Fig 3.

eEF2 S595 phosphorylation in vivo. (A) Phosphopeptide maps of eEF2 (map 1) and the indicated mutants (maps 2 to 4) isolated from 293T cells labeled with [³²P]orthophosphate. The peptides representing S595 (spots A and B) and T56 (spot C) are indicated. The S595A mutation abrogates the S595 spots in both the WT and H599P backgrounds (maps 2 and 4). Note that the amount of T56 phosphorylation is reduced in the S595A and H599P mutants (maps 2 to 4). Asterisks indicate a minor spot that comigrates with spot A. (B) Amount of overexpression of transfected FLAG-eEF2 relative to endogenous eEF2 (endog-eEF2). Vec, vector. (C) Identification of spot C as containing phosphorylated T56. Cells transfected with WT eEF2 or eEF2 T56A were labeled with orthophosphate and the immunoprecipitated eEF2 proteins analyzed by phosphopeptide mapping. (D) eEF2 phosphorylation is increased by cyclin A-CDK2 expression.
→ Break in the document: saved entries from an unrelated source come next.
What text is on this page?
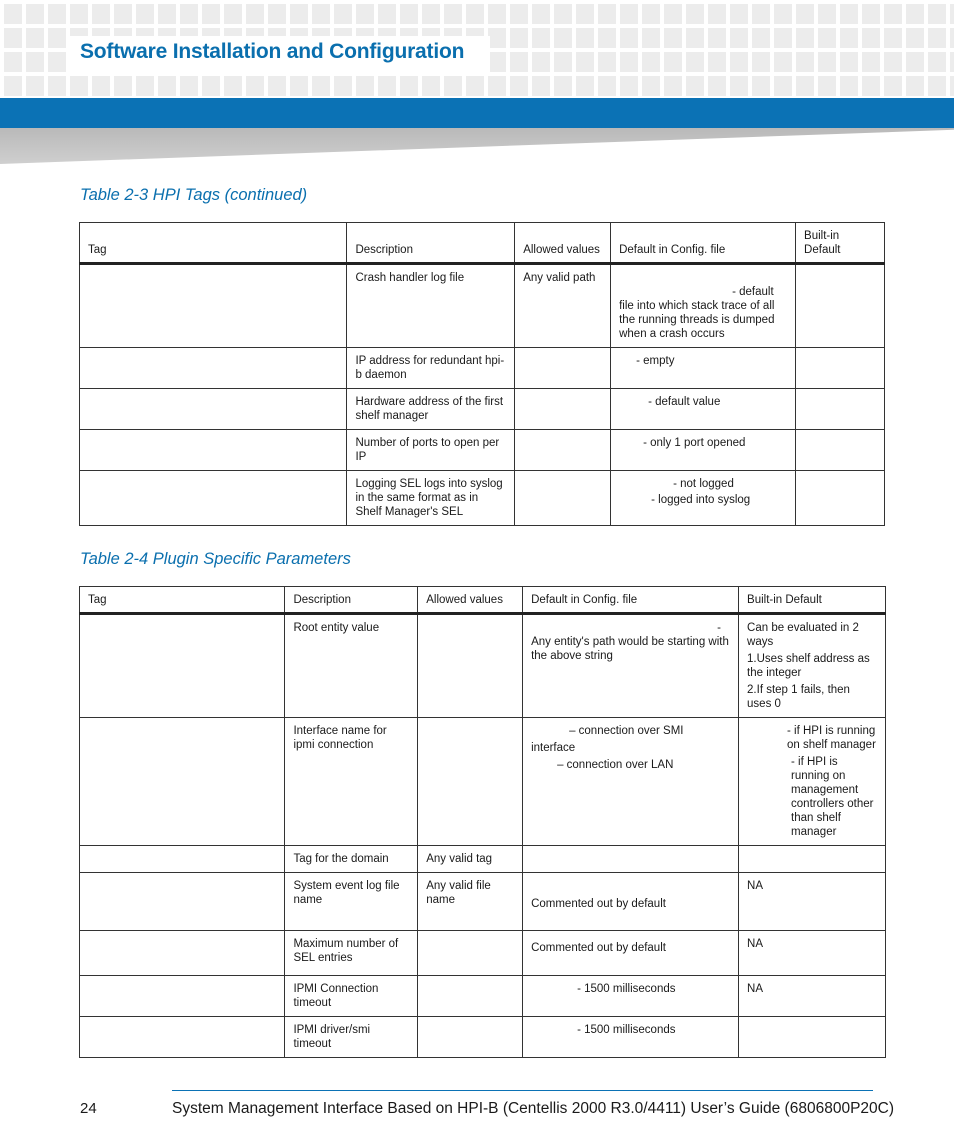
Software Installation and Configuration
Table 2-3 HPI Tags (continued)
Tag	Description	Allowed values	Default in Config. file	Built-in Default
	Crash handler log file	Any valid path	- default
file into which stack trace of all
the running threads is dumped
when a crash occurs	

	IP address for redundant hpi-b daemon		- empty	

	Hardware address of the first shelf manager		- default value	

	Number of ports to open per IP		- only 1 port opened	

	Logging SEL logs into syslog in the same format as in Shelf Manager's SEL		- not logged
- logged into syslog	

Table 2-4 Plugin Specific Parameters
Tag	Description	Allowed values	Default in Config. file	Built-in Default
	Root entity value		-
Any entity's path would be starting with the above string	Can be evaluated in 2 ways
1.Uses shelf address as the integer
2.If step 1 fails, then uses 0

	Interface name for ipmi connection		– connection over SMI
interface
– connection over LAN	- if HPI is running on shelf manager
- if HPI is running on management controllers other than shelf manager

	Tag for the domain	Any valid tag	

	System event log file name	Any valid file name	Commented out by default	NA

	Maximum number of SEL entries		Commented out by default	NA

	IPMI Connection timeout		- 1500 milliseconds	NA

	IPMI driver/smi timeout		- 1500 milliseconds	

24	System Management Interface Based on HPI-B (Centellis 2000 R3.0/4411) User’s Guide (6806800P20C)
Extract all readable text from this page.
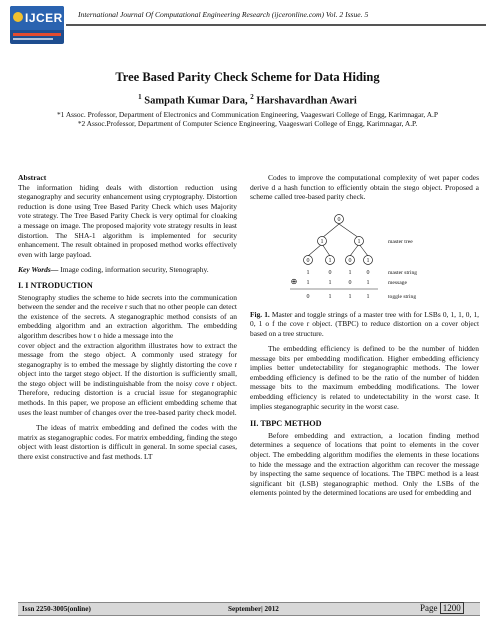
IJCER International Journal Of Computational Engineering Research (ijceronline.com) Vol. 2 Issue. 5
Tree Based Parity Check Scheme for Data Hiding
$^1$ Sampath Kumar Dara, $^2$ Harshavardhan Awari
*1 Assoc. Professor, Department of Electronics and Communication Engineering, Vaageswari College of Engg, Karimnagar, A.P
*2 Assoc.Professor, Department of Computer Science Engineering, Vaageswari College of Engg, Karimnagar, A.P.
Abstract
The information hiding deals with distortion reduction using steganography and security enhancement using cryptography. Distortion reduction is done using Tree Based Parity Check which uses Majority vote strategy. The Tree Based Parity Check is very optimal for cloaking a message on image. The proposed majority vote strategy results in least distortion. The SHA-1 algorithm is implemented for security enhancement. The result obtained in proposed method works effectively even with large payload.
Key Words— Image coding, information security, Stenography.
I. I NTRODUCTION
Stenography studies the scheme to hide secrets into the communication between the sender and the receive r such that no other people can detect the existence of the secrets. A steganographic method consists of an embedding algorithm and an extraction algorithm. The embedding algorithm describes how t o hide a message into the
cover object and the extraction algorithm illustrates how to extract the message from the stego object. A commonly used strategy for steganography is to embed the message by slightly distorting the cove r object into the target stego object. If the distortion is sufficiently small, the stego object will be indistinguishable from the noisy cove r object. Therefore, reducing distortion is a crucial issue for steganographic methods. In this paper, we propose an efficient embedding scheme that uses the least number of changes over the tree-based parity check model.
The ideas of matrix embedding and defined the codes with the matrix as steganographic codes. For matrix embedding, finding the stego object with least distortion is difficult in general. In some special cases, there exist constructive and fast methods. LT
Codes to improve the computational complexity of wet paper codes derive d a hash function to efficiently obtain the stego object. Proposed a scheme called tree-based parity check.
0
1	1
0	1	0	1
1	0	1	0
⊕ 1	1	0	1
0	1	1	1
master tree
master string
message
toggle string
Fig. 1. Master and toggle strings of a master tree with for LSBs 0, 1, 1, 0, 1, 0, 1 o f the cove r object. (TBPC) to reduce distortion on a cover object based on a tree structure.
The embedding efficiency is defined to be the number of hidden message bits per embedding modification. Higher embedding efficiency implies better undetectability for steganographic methods. The lower embedding efficiency is defined to be the ratio of the number of hidden message bits to the maximum embedding modifications. The lower embedding efficiency is related to undetectability in the worst case. It implies steganographic security in the worst case.
II. TBPC METHOD
Before embedding and extraction, a location finding method determines a sequence of locations that point to elements in the cover object. The embedding algorithm modifies the elements in these locations to hide the message and the extraction algorithm can recover the message by inspecting the same sequence of locations. The TBPC method is a least significant bit (LSB) steganographic method. Only the LSBs of the elements pointed by the determined locations are used for embedding and
Issn 2250-3005(online)	September| 2012	Page 1200
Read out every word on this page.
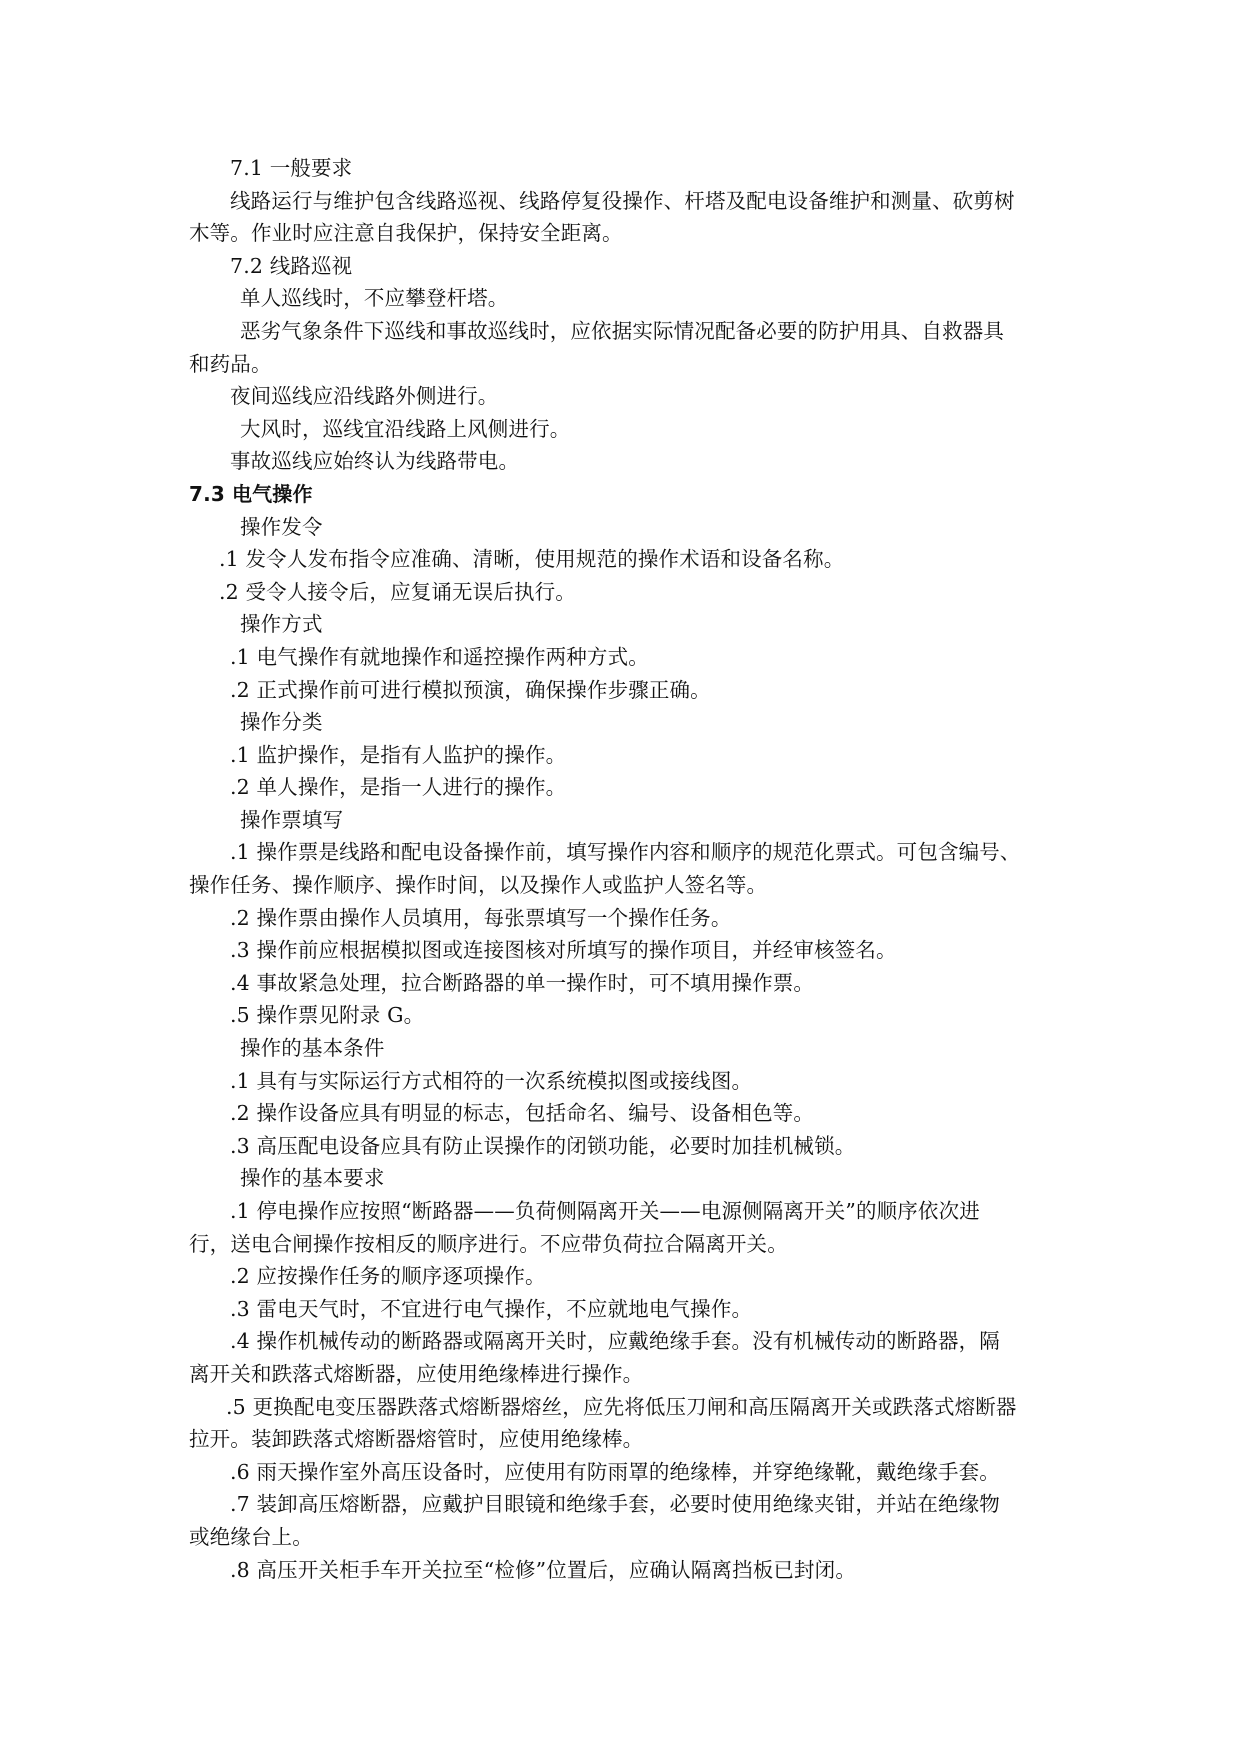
7.1 一般要求
线路运行与维护包含线路巡视、线路停复役操作、杆塔及配电设备维护和测量、砍剪树
木等。作业时应注意自我保护，保持安全距离。
7.2 线路巡视
单人巡线时，不应攀登杆塔。
恶劣气象条件下巡线和事故巡线时，应依据实际情况配备必要的防护用具、自救器具
和药品。
夜间巡线应沿线路外侧进行。
大风时，巡线宜沿线路上风侧进行。
事故巡线应始终认为线路带电。
7.3 电气操作
操作发令
.1 发令人发布指令应准确、清晰，使用规范的操作术语和设备名称。
.2 受令人接令后，应复诵无误后执行。
操作方式
.1 电气操作有就地操作和遥控操作两种方式。
.2 正式操作前可进行模拟预演，确保操作步骤正确。
操作分类
.1 监护操作，是指有人监护的操作。
.2 单人操作，是指一人进行的操作。
操作票填写
.1 操作票是线路和配电设备操作前，填写操作内容和顺序的规范化票式。可包含编号、
操作任务、操作顺序、操作时间，以及操作人或监护人签名等。
.2 操作票由操作人员填用，每张票填写一个操作任务。
.3 操作前应根据模拟图或连接图核对所填写的操作项目，并经审核签名。
.4 事故紧急处理，拉合断路器的单一操作时，可不填用操作票。
.5 操作票见附录 G。
操作的基本条件
.1 具有与实际运行方式相符的一次系统模拟图或接线图。
.2 操作设备应具有明显的标志，包括命名、编号、设备相色等。
.3 高压配电设备应具有防止误操作的闭锁功能，必要时加挂机械锁。
操作的基本要求
.1 停电操作应按照“断路器——负荷侧隔离开关——电源侧隔离开关”的顺序依次进
行，送电合闸操作按相反的顺序进行。不应带负荷拉合隔离开关。
.2 应按操作任务的顺序逐项操作。
.3 雷电天气时，不宜进行电气操作，不应就地电气操作。
.4 操作机械传动的断路器或隔离开关时，应戴绝缘手套。没有机械传动的断路器，隔
离开关和跌落式熔断器，应使用绝缘棒进行操作。
.5 更换配电变压器跌落式熔断器熔丝，应先将低压刀闸和高压隔离开关或跌落式熔断器
拉开。装卸跌落式熔断器熔管时，应使用绝缘棒。
.6 雨天操作室外高压设备时，应使用有防雨罩的绝缘棒，并穿绝缘靴，戴绝缘手套。
.7 装卸高压熔断器，应戴护目眼镜和绝缘手套，必要时使用绝缘夹钳，并站在绝缘物
或绝缘台上。
.8 高压开关柜手车开关拉至“检修”位置后，应确认隔离挡板已封闭。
U2OS cells were transfected with eEF2 and either cyclin A-CDK2 or empty vector (Vec), and eEF2 was immunoprecipitated after [³²P]orthophosphate labeling (top two panels). The bottom panel shows total cyclin A-CDK histone H1 kinase activity. Phosphopeptide mapping reveals increased phosphorylation of S595 (spots A and B) and other sites (arrows). (E) Analysis similar to that described for panel D using eEF2 H599P.